Um Rio de sangue cada vez mais profundo

Um Rio de sangue cada vez mais profundo

Davidson estava na varanda de casa, segurando o filho de 10 meses no colo, quando foi baleado ontem, na Rocinha. O impacto do projétil derrubou o bebê no chão e ele bateu a cabeça. Pai e filho receberam socorro na mesma Unidade de Pronto Atendimento. Davidson morreu. Ainda não há informações sobre o estado de saúde da criança.

O Rio de Janeiro vive tragédias assim diariamente, não raro mais de uma vez por dia. A angústia que corre junto com o sangue das vítimas se espalhou no ar. Quem não tem carro blindado na garagem nem mora em condomínio de luxo com seguranças na portaria compartilha dor.

De acordo com a Polícia Militar, não houve confronto com traficantes na comunidade e a origem do tiro que matou Davidson é desconhecida. Marielle Franco e Anderson Gomes foram executados há 16 dias, a notícia correu o mundo, e a polícia também não sabe quem os matou.

Donos de gírias famosas, os habitantes da região metropolitana do Rio dizem entre si que “Já era” ou “É o fim do mundo”. Também estalam a língua repetidas vezes no céu da boca, sem palavras. Não enxergam solução para a questão da segurança pública. Só o rico, menos impactado, guarda esperança de que a violência seja contida pela intervenção militar.

As crianças ainda brincam nas ruas mas brincam incomodadas pelas armas nas mãos da polícia, do exército e de bandidos onde antes não circulavam (há cidades infestadas de barricadas montadas por traficantes, como São Gonçalo). Qualquer barulho interrompe a brincadeira por medo de tiro. Nem sempre dá tempo de correr. Em 2015, Eduardo de Jesus, de 10 anos, foi morto com um tiro brincando de carrinho na porta de casa, no Complexo do Alemão.

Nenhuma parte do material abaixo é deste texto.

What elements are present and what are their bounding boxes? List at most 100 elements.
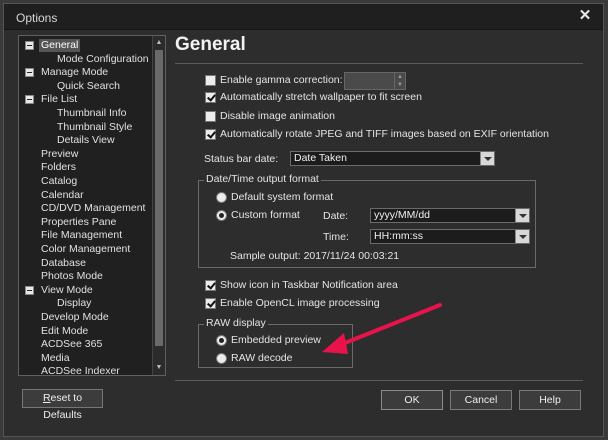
help-button[interactable]: Help [519,390,581,410]
footer-divider [175,380,583,381]
tree-item-label: Preview [41,147,79,160]
tree-item-label: Mode Configuration [57,52,149,65]
tree-item[interactable]: Folders [39,161,78,174]
tree-scrollbar[interactable]: ▲ ▼ [152,36,165,375]
chevron-down-icon[interactable] [515,209,529,222]
tree-item-label: Edit Mode [41,324,89,337]
tree-item[interactable]: Color Management [39,243,132,256]
tree-item-label: Media [41,351,70,364]
tree-item-label: Details View [57,134,115,147]
date-label: Date: [323,210,349,222]
tree-item[interactable]: File List [25,93,79,106]
stretch-checkbox-box[interactable] [205,92,216,103]
tree-item[interactable]: General [25,39,81,52]
spin-down-icon[interactable]: ▼ [395,81,405,89]
tree-item-label: File Management [41,229,123,242]
tree-item[interactable]: ACDSee Indexer [39,365,122,376]
tree-item-label: Folders [41,161,77,174]
ok-button[interactable]: OK [381,390,443,410]
tree-item[interactable]: Catalog [39,175,79,188]
tree-item-label: Calendar [41,188,84,201]
tree-item[interactable]: Display [55,297,93,310]
sample-output: Sample output: 2017/11/24 00:03:21 [230,250,399,262]
tree-item[interactable]: Media [39,352,72,365]
time-label: Time: [323,231,349,243]
tree-item[interactable]: Manage Mode [25,66,110,79]
datetime-group-title: Date/Time output format [204,173,321,185]
title-bar: Options ✕ [4,4,603,30]
tree-item-label: Develop Mode [41,311,109,323]
tree-item-label: Properties Pane [41,215,117,228]
tree-item[interactable]: File Management [39,229,124,242]
collapse-icon[interactable] [25,41,34,50]
tree-item-label: View Mode [41,283,93,296]
raw-decode-radio-dot[interactable] [216,353,227,364]
status-bar-date-select[interactable]: Date Taken [290,151,495,166]
tree-item-label: Catalog [41,175,78,187]
taskbar-checkbox-box[interactable] [205,280,216,291]
header-divider [175,63,583,64]
tree-item-label: ACDSee Indexer [41,365,120,376]
collapse-icon[interactable] [25,285,34,295]
reset-to-defaults-button[interactable]: Reset to Defaults [22,389,103,421]
time-format-select[interactable]: HH:mm:ss [370,229,530,244]
chevron-down-icon[interactable] [480,152,494,165]
scroll-down-icon[interactable]: ▼ [153,362,165,374]
cancel-button[interactable]: Cancel [450,390,512,410]
disable-anim-label: Disable image animation [220,110,335,122]
tree-item[interactable]: Quick Search [55,80,122,93]
tree-item[interactable]: Database [39,257,88,270]
tree-item[interactable]: Properties Pane [39,216,118,229]
tree-item-label: Color Management [41,243,131,255]
date-format-value: yyyy/MM/dd [374,209,431,221]
status-bar-date-label: Status bar date: [204,153,279,165]
gamma-spinner[interactable]: ▲ ▼ [344,72,406,90]
chevron-down-icon[interactable] [515,230,529,243]
close-icon[interactable]: ✕ [577,8,593,24]
tree-item[interactable]: Details View [55,134,117,147]
rotate-checkbox-box[interactable] [205,129,216,140]
tree-item[interactable]: Calendar [39,189,86,202]
spinner-buttons[interactable]: ▲ ▼ [394,73,405,89]
custom-format-radio-dot[interactable] [216,210,227,221]
raw-display-group-title: RAW display [204,317,268,329]
tree-item[interactable]: Mode Configuration [55,53,151,66]
default-format-label: Default system format [231,191,334,203]
tree-item[interactable]: Thumbnail Info [55,107,128,120]
options-tree: ▲ ▼ General Mode Configuration Manage Mode… [18,35,166,376]
tree-item-label: CD/DVD Management [41,202,146,215]
tree-item-label: Photos Mode [41,270,103,283]
tree-item[interactable]: View Mode [25,283,95,297]
tree-item-label: Quick Search [57,79,121,92]
sample-output-value: 2017/11/24 00:03:21 [303,250,400,262]
tree-item[interactable]: Photos Mode [39,270,105,283]
tree-item-label: Thumbnail Info [57,107,127,119]
tree-item[interactable]: Develop Mode [39,311,111,324]
tree-item[interactable]: Preview [39,148,80,161]
gamma-checkbox-box[interactable] [205,75,216,86]
sample-output-label: Sample output: [230,250,301,262]
date-format-select[interactable]: yyyy/MM/dd [370,208,530,223]
tree-item[interactable]: Thumbnail Style [55,121,134,134]
tree-item[interactable]: CD/DVD Management [39,202,147,215]
gamma-label: Enable gamma correction: [220,74,343,86]
spin-up-icon[interactable]: ▲ [395,73,405,81]
taskbar-label: Show icon in Taskbar Notification area [220,279,398,291]
tree-item-label: ACDSee 365 [41,338,103,351]
default-format-radio-dot[interactable] [216,192,227,203]
time-format-value: HH:mm:ss [374,230,423,242]
collapse-icon[interactable] [25,68,34,78]
tree-item-label: Display [57,297,92,310]
scroll-thumb[interactable] [155,50,163,346]
tree-item[interactable]: Edit Mode [39,325,90,338]
custom-format-label: Custom format [231,209,300,221]
tree-item[interactable]: ACDSee 365 [39,338,104,351]
tree-item-label: File List [41,93,78,106]
disable-anim-checkbox-box[interactable] [205,111,216,122]
scroll-up-icon[interactable]: ▲ [153,37,165,49]
collapse-icon[interactable] [25,95,34,105]
embedded-preview-radio-dot[interactable] [216,335,227,346]
opencl-checkbox-box[interactable] [205,298,216,309]
embedded-preview-label: Embedded preview [231,334,321,346]
tree-item-label: General [39,39,81,52]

A bala saiu do fuzil de um policial militar. Ele tentou alterar a cena do crime e ameaçou matar a mãe do garoto, que viu tudo (G1).

A morte frequente de bandidos e policiais em confronto virou tristeza que não surpreende mais ninguém. Grávidas, fetos, crianças e estudantes atingidos e mortos por armas de fogo são a novidade. Os alunos da rede pública da Capital passam mais tempo abaixados nos corredores das escolas, se protegendo dos tiros, do que nas salas de aula.

O Rio de Janeiro se tornou o Estado das chacinas. Apenas em 2018, até o dia 25 de março foram vinte ocorrências com mais de 3 civis mortos em cada uma delas (Fogo Cruzado). Quase sete massacres por mês.

Na última chacina, na cidade de Maricá, homens armados deitaram cinco jovens no chão e atiraram na cabeça de cada um. Jovens que conversavam dentro de um condomínio residencial. Além do fardo de enterrar seus filhos, entre eles três menores de idade, as famílias tiveram o trabalho de defender sua inocência. Nenhum dos jovens tinha envolvimento com o crime, de acordo com a delegada titular da delegacia de homicídios da região, Bárbara Lomba.

Para o brasileiro preconceituoso, todo jovem assassinado é bandido e “bandido bom é bandido morto”. Admitir a morte de alguém, sob condições ilegais, viabiliza o assassinato de qualquer pessoa, culpada ou inocente. Por atribuir valores diferentes à vida humana o Rio se afoga em sangue. Pode acontecer onde o cidadão fluminense menos espera, na Rocinha, no Alemão, na Maré, no Salgueiro ou nos diversos bairros dominados pelo tráfico de drogas e pela corrupção policial.